Meg Bignell was a nurse and a weather presenter on the telly before she surrendered to a persistent desire to write. Since then she has been writing almost every day – bits and pieces here and there, either to earn a crust, to get something off her chest or to entertain herself. She has written three short films, mostly because she wanted to do some acting and no one else would cast her. She sings a bit too, occasionally writes and performs cabaret, but is mostly very busy being a mother to three and a wife (to one). She lives with her family on a dairy farm on Tasmania’s East Coast.
Words // Meg Bignell
I carry my State Library of Tasmania card at all times. It has been with me since I was four. My clever, book-loving mother made sure of that. The barcode on my card is a bit blurry and sometimes hard to scan. It doesn’t work in the automated check-out system but for some reason I don’t want the librarian to issue me with a new one. Is it nostalgia? Superstition? Or do I feel that to discard it would be rude and unfair, given the trips we’ve taken together and fun we have had?

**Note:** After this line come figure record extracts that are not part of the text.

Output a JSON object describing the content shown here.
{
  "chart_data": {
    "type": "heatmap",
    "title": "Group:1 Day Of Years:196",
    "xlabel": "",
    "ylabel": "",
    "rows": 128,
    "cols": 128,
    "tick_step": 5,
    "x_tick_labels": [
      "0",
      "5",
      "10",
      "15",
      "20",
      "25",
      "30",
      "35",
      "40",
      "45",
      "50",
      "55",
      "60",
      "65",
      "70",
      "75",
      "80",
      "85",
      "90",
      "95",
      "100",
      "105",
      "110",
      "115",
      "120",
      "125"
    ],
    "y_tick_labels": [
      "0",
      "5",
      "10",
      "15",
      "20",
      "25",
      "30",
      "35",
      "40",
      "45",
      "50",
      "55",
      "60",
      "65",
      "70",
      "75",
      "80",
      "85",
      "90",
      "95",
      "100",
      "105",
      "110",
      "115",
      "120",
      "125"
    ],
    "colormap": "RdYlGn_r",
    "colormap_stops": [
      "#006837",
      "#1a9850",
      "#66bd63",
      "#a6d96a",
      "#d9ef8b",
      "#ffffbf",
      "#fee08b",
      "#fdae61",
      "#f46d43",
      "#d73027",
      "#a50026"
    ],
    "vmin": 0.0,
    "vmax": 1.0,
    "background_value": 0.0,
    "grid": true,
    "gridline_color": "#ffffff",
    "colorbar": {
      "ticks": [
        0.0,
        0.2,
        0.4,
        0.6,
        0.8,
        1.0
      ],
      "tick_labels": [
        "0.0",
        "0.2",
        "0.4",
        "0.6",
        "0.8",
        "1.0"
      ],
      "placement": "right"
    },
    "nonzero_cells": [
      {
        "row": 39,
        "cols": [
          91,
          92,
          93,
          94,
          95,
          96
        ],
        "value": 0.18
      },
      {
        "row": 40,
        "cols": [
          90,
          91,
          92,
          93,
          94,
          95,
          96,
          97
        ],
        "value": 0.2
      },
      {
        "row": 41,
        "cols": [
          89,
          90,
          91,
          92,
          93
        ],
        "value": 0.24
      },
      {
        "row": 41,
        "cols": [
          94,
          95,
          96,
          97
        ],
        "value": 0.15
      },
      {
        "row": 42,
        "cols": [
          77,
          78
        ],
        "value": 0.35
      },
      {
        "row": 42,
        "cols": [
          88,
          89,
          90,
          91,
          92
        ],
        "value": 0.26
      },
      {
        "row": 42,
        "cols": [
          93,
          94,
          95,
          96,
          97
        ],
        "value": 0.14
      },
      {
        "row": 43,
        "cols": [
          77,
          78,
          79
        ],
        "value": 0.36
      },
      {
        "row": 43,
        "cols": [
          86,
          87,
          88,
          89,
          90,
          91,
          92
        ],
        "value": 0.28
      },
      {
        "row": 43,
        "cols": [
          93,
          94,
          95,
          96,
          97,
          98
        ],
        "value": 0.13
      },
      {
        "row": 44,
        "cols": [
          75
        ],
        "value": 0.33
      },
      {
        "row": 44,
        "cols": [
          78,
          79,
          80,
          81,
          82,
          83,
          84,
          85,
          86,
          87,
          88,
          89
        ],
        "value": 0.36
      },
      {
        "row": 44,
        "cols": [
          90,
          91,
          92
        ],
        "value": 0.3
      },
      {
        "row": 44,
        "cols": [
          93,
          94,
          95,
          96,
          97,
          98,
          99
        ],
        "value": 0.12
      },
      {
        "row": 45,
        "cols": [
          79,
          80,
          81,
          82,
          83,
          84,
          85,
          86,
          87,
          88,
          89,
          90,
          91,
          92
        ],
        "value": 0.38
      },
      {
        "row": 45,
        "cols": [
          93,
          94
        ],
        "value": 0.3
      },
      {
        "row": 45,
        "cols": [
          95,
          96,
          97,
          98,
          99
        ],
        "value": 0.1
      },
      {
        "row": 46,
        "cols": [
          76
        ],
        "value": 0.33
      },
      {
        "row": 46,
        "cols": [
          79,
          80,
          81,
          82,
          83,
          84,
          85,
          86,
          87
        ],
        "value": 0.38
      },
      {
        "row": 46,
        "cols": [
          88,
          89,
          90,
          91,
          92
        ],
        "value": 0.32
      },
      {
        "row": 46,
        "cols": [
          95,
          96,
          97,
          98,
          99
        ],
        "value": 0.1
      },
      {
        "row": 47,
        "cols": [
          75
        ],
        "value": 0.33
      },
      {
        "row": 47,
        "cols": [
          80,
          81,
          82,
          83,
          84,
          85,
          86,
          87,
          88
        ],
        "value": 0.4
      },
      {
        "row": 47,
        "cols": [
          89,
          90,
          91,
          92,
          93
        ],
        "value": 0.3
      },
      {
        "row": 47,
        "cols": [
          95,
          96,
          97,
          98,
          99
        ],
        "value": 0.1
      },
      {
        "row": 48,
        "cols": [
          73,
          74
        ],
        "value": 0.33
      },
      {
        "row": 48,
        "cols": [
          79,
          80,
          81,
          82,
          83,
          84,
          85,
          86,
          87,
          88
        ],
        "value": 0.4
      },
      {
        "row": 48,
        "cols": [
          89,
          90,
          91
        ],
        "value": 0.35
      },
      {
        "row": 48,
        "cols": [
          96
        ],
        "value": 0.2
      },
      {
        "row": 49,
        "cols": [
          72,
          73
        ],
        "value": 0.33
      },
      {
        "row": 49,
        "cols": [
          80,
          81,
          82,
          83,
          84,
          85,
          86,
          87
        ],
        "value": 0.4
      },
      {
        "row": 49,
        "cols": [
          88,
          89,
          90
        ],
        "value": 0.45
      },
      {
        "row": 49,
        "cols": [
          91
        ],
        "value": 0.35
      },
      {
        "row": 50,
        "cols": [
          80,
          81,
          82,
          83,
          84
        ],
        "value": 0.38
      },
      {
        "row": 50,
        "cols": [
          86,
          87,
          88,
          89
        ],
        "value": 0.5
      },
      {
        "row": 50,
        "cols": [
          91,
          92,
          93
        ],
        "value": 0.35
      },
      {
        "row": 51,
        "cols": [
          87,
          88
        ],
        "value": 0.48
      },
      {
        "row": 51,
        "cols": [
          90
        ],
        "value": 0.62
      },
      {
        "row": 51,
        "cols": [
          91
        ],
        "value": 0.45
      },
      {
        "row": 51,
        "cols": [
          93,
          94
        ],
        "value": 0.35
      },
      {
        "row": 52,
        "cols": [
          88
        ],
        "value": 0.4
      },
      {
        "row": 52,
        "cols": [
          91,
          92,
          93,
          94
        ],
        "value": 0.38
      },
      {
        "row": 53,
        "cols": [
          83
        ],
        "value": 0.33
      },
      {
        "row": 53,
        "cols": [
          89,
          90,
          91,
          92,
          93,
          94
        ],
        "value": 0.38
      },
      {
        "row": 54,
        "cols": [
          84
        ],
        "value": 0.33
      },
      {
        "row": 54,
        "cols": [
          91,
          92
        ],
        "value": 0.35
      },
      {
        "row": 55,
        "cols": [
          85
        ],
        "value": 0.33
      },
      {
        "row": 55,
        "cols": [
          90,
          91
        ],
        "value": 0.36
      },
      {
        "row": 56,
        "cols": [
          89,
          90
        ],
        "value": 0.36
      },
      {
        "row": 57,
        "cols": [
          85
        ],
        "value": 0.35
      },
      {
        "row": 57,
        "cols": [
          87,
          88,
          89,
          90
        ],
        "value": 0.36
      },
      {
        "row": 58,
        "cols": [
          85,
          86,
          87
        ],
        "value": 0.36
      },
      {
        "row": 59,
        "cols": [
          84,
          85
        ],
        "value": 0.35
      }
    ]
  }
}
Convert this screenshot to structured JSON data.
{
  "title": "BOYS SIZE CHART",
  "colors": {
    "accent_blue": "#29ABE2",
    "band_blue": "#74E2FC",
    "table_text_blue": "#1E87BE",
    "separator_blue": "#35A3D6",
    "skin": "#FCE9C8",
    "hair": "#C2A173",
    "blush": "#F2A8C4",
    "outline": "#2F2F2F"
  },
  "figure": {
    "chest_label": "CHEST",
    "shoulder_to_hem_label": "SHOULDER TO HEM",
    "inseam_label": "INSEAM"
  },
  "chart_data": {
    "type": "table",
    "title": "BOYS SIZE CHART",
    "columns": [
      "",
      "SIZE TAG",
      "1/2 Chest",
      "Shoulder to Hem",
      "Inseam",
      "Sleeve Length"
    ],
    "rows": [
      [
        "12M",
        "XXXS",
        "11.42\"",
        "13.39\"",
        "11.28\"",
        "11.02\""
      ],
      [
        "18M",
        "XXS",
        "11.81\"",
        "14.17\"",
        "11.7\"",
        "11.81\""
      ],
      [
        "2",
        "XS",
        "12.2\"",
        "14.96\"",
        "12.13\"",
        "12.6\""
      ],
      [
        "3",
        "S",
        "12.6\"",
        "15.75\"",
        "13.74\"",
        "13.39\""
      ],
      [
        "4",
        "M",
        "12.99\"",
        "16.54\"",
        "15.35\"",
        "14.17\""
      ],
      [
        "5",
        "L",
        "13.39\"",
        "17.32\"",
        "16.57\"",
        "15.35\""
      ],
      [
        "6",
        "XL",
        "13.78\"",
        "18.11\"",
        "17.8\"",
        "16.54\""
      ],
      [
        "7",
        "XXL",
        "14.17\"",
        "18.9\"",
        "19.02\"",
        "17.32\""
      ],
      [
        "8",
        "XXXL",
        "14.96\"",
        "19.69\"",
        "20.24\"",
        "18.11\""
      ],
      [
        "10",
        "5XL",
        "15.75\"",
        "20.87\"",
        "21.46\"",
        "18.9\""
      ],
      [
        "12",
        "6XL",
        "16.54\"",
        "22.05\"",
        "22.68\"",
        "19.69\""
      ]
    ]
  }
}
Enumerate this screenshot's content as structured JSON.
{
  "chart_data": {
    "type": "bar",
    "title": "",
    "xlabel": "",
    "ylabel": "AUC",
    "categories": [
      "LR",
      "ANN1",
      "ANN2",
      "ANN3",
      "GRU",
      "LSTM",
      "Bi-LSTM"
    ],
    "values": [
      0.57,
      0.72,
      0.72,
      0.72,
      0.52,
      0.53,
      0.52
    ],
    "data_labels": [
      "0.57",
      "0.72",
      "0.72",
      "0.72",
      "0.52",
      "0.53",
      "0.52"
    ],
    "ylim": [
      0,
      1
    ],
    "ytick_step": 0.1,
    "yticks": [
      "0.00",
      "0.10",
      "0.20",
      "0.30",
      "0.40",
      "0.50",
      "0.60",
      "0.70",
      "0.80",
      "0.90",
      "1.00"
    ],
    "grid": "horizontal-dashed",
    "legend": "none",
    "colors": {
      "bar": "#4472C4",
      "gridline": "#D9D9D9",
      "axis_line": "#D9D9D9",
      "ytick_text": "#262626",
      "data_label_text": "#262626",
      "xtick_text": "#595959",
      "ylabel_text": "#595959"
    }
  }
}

That barcode has taken me from the Hundred Acre Woods to Pemberley, from flower fairies to water babies, Nancy Drew to Nina Stibbe. It has helped populate my memory with countless characters, places, words and worlds. It has fed my imagination and contributed to my lasting passion for language and its possibilities.
When I was very small, the little library that was housed alongside the council chambers in my home town in Tasmania was moved into a modern, purpose-built building. The fancy new design was like nothing our town had ever seen. It had a domed turrety thing and lots of natural light and doors that swooshed. It was trimmed with pink and purple paint. The whole town was excited.
It was in that library that I found a Judy Blume book I hadn’t read. I devoured Judy Blume books like the hungry teenager I was. Most of them I had read twice. So to discover a new one was like today’s children finding a new Harry Potter. It was called Tiger Eyes and I savoured every word.
These days, I use libraries less to borrow books and more as places to work. They are warm, with plenty of power points, reliable wifi and plenty of research material on the stacks. And also in the people. If a writer is struggling with certain aspects of characterisation, I would encourage them to spend a few hours in their local library. See the tweedy man muttering to himself while he writes pages of complicated looking formulae? What do you think he is trying to solve? And that young woman with the beautiful posture who scans the performing arts section? Is she a ballerina or did something get in the way of her dreams? Look at the way that impeccably dressed woman puts her gloves on to read the Country Life magazines, and the honest, generous sound of that beardy man’s laugh.
And see that woman who has put her three small children into the beanbags with a pile of books, and flopped into a squashy chair for a little snooze? That was me. I got my children their library cards before they turned four.